Here, we will use the specific prompt below for the model to act as a financial advisor AI system that will provide answers to questions by using fact based and statistical information when possible. We will provide the `Retrieve API` responses from above as a part of the `{context}` in the prompt for the model to refer to, along with the user `query`.  

In [4]:
from langchain.prompts import PromptTemplate

PROMPT_TEMPLATE = """
    Human: You are a financial advisor AI system, and provides answers to questions by using fact based and statistical information when possible. 
    Use the following pieces of information to provide a concise answer to the question enclosed in <question> tags. 
    If you don't know the answer, just say that you don't know, don't try to make up an answer.
    <context>
    {context}
    </context>

    <question>
    {question}
    </question>

    The response should be specific and use statistics or numbers when possible.

    Assistant:"""
claude_prompt = PromptTemplate(template=PROMPT_TEMPLATE, 
                                input_variables=["context","question"])

In [5]:
# fetch context from the response
def get_contexts(docs):
    contexts = []
    for retrievedResult in docs: 
        contexts.append(retrievedResult.page_content)
    return contexts

In [6]:
contexts = get_contexts(docs)
pp.pprint(contexts)

[ 'Whether companies saw extraordinary demand spikes, or demand diminish '
  'quickly with reduced external consumption, the cloud’s elasticity to scale '
  'capacity up and down quickly, as well as AWS’s unusually broad '
  'functionality helped millions of companies adjust to these difficult '
  'circumstances.   Our AWS and Consumer businesses have had different demand '
  'trajectories during the pandemic. In the first year of the pandemic, AWS '
  'revenue continued to grow at a rapid clip—30% year over year (“YoY”) in '
  '2020 on a $35 billion annual revenue base in 2019—but slower than the 37% '
  'YoY growth in 2019. This was due in part to the uncertainty and slowing '
  'demand that so many businesses encountered, but also in part to our helping '
  'companies optimize their AWS footprint to save money. Concurrently, '
  'companies were stepping back and determining what they wanted to change '
  'coming out of the pandemic. Many concluded that they didn’t want to '
  'conti

### Initiate the user prompt and response via the LLM

Here, we are going to format our prompt using the context generated by the retrieve API as well as the user query to get the final response.

In [7]:
query = "By what percentage did AWS revenue grow year-over-year in 2022?"
prompt = claude_prompt.format(context=contexts, 
                                 question=query)

In [8]:
response = llm(prompt)
pp.pprint(response)

(' Based on the context provided, AWS revenue grew 29% year-over-year in 2022 '
 'on a $62B revenue base, according to the passage.')

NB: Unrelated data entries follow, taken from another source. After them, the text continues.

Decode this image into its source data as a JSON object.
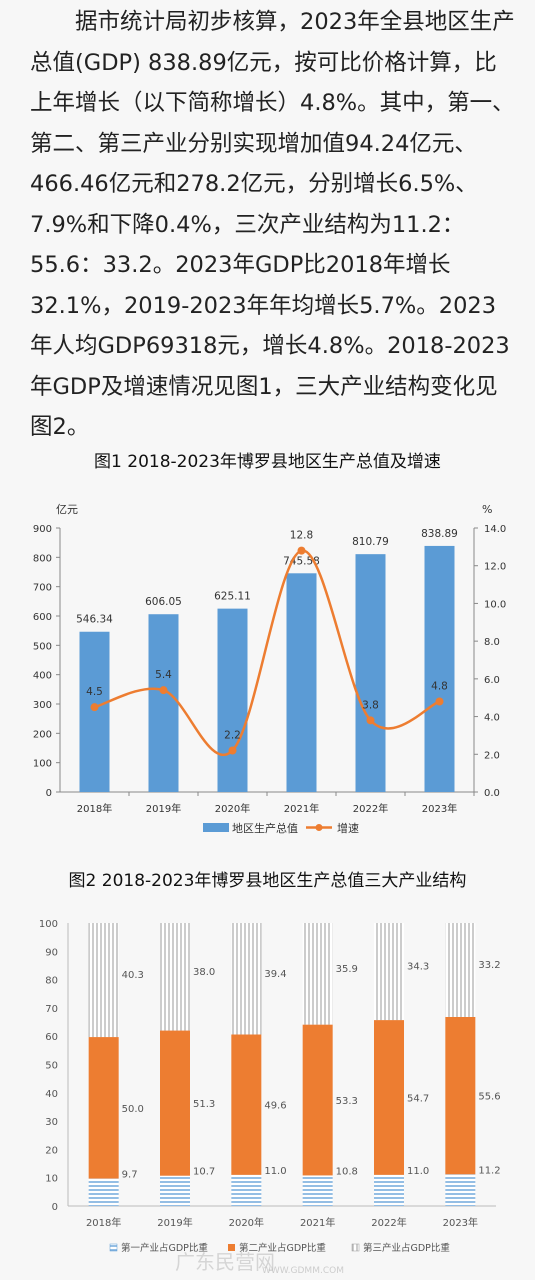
{
  "article": {
    "paragraph": "据市统计局初步核算，2023年全县地区生产总值(GDP) 838.89亿元，按可比价格计算，比上年增长（以下简称增长）4.8%。其中，第一、第二、第三产业分别实现增加值94.24亿元、466.46亿元和278.2亿元，分别增长6.5%、7.9%和下降0.4%，三次产业结构为11.2：55.6：33.2。2023年GDP比2018年增长32.1%，2019-2023年年均增长5.7%。2023年人均GDP69318元，增长4.8%。2018-2023年GDP及增速情况见图1，三大产业结构变化见图2。"
  },
  "chart_data": [
    {
      "type": "bar",
      "title": "图1 2018-2023年博罗县地区生产总值及增速",
      "categories": [
        "2018年",
        "2019年",
        "2020年",
        "2021年",
        "2022年",
        "2023年"
      ],
      "ylabel_left": "亿元",
      "ylabel_right": "%",
      "ylim_left": [
        0,
        900
      ],
      "ylim_right": [
        0,
        14
      ],
      "yticks_left": [
        "0",
        "100",
        "200",
        "300",
        "400",
        "500",
        "600",
        "700",
        "800",
        "900"
      ],
      "yticks_right": [
        "0.0",
        "2.0",
        "4.0",
        "6.0",
        "8.0",
        "10.0",
        "12.0",
        "14.0"
      ],
      "series": [
        {
          "name": "地区生产总值",
          "kind": "bar",
          "color": "#5b9bd5",
          "values": [
            546.34,
            606.05,
            625.11,
            745.58,
            810.79,
            838.89
          ],
          "labels": [
            "546.34",
            "606.05",
            "625.11",
            "745.58",
            "810.79",
            "838.89"
          ]
        },
        {
          "name": "增速",
          "kind": "line",
          "color": "#ed7d31",
          "values": [
            4.5,
            5.4,
            2.2,
            12.8,
            3.8,
            4.8
          ],
          "labels": [
            "4.5",
            "5.4",
            "2.2",
            "12.8",
            "3.8",
            "4.8"
          ]
        }
      ],
      "legend": "bottom",
      "grid": false
    },
    {
      "type": "bar",
      "stacked": true,
      "title": "图2 2018-2023年博罗县地区生产总值三大产业结构",
      "categories": [
        "2018年",
        "2019年",
        "2020年",
        "2021年",
        "2022年",
        "2023年"
      ],
      "ylim": [
        0,
        100
      ],
      "yticks": [
        "0",
        "10",
        "20",
        "30",
        "40",
        "50",
        "60",
        "70",
        "80",
        "90",
        "100"
      ],
      "series": [
        {
          "name": "第一产业占GDP比重",
          "color": "#5b9bd5",
          "pattern": "horizontal-lines",
          "values": [
            9.7,
            10.7,
            11.0,
            10.8,
            11.0,
            11.2
          ],
          "labels": [
            "9.7",
            "10.7",
            "11.0",
            "10.8",
            "11.0",
            "11.2"
          ]
        },
        {
          "name": "第二产业占GDP比重",
          "color": "#ed7d31",
          "pattern": "solid",
          "values": [
            50.0,
            51.3,
            49.6,
            53.3,
            54.7,
            55.6
          ],
          "labels": [
            "50.0",
            "51.3",
            "49.6",
            "53.3",
            "54.7",
            "55.6"
          ]
        },
        {
          "name": "第三产业占GDP比重",
          "color": "#a5a5a5",
          "pattern": "vertical-lines",
          "values": [
            40.3,
            38.0,
            39.4,
            35.9,
            34.3,
            33.2
          ],
          "labels": [
            "40.3",
            "38.0",
            "39.4",
            "35.9",
            "34.3",
            "33.2"
          ]
        }
      ],
      "legend": "bottom",
      "grid": false
    }
  ],
  "watermark": {
    "text": "广东民营网",
    "url": "WWW.GDMM.COM"
  }
}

## Integrating the retriever and the LLM defined above with `RetrievalQA` Chain to build the Q&A application.

In [9]:
from langchain.chains import RetrievalQA
qa = RetrievalQA.from_chain_type(
                                    llm=llm,
                                    chain_type="stuff",
                                    retriever=retriever,
                                    return_source_documents=True,
                                    chain_type_kwargs={"prompt": claude_prompt}
                                )

In [10]:
answer = qa(query)
print(answer['result'])

 AWS revenue grew 29% year-over-year in 2022 on a $62B revenue base, according to the context provided.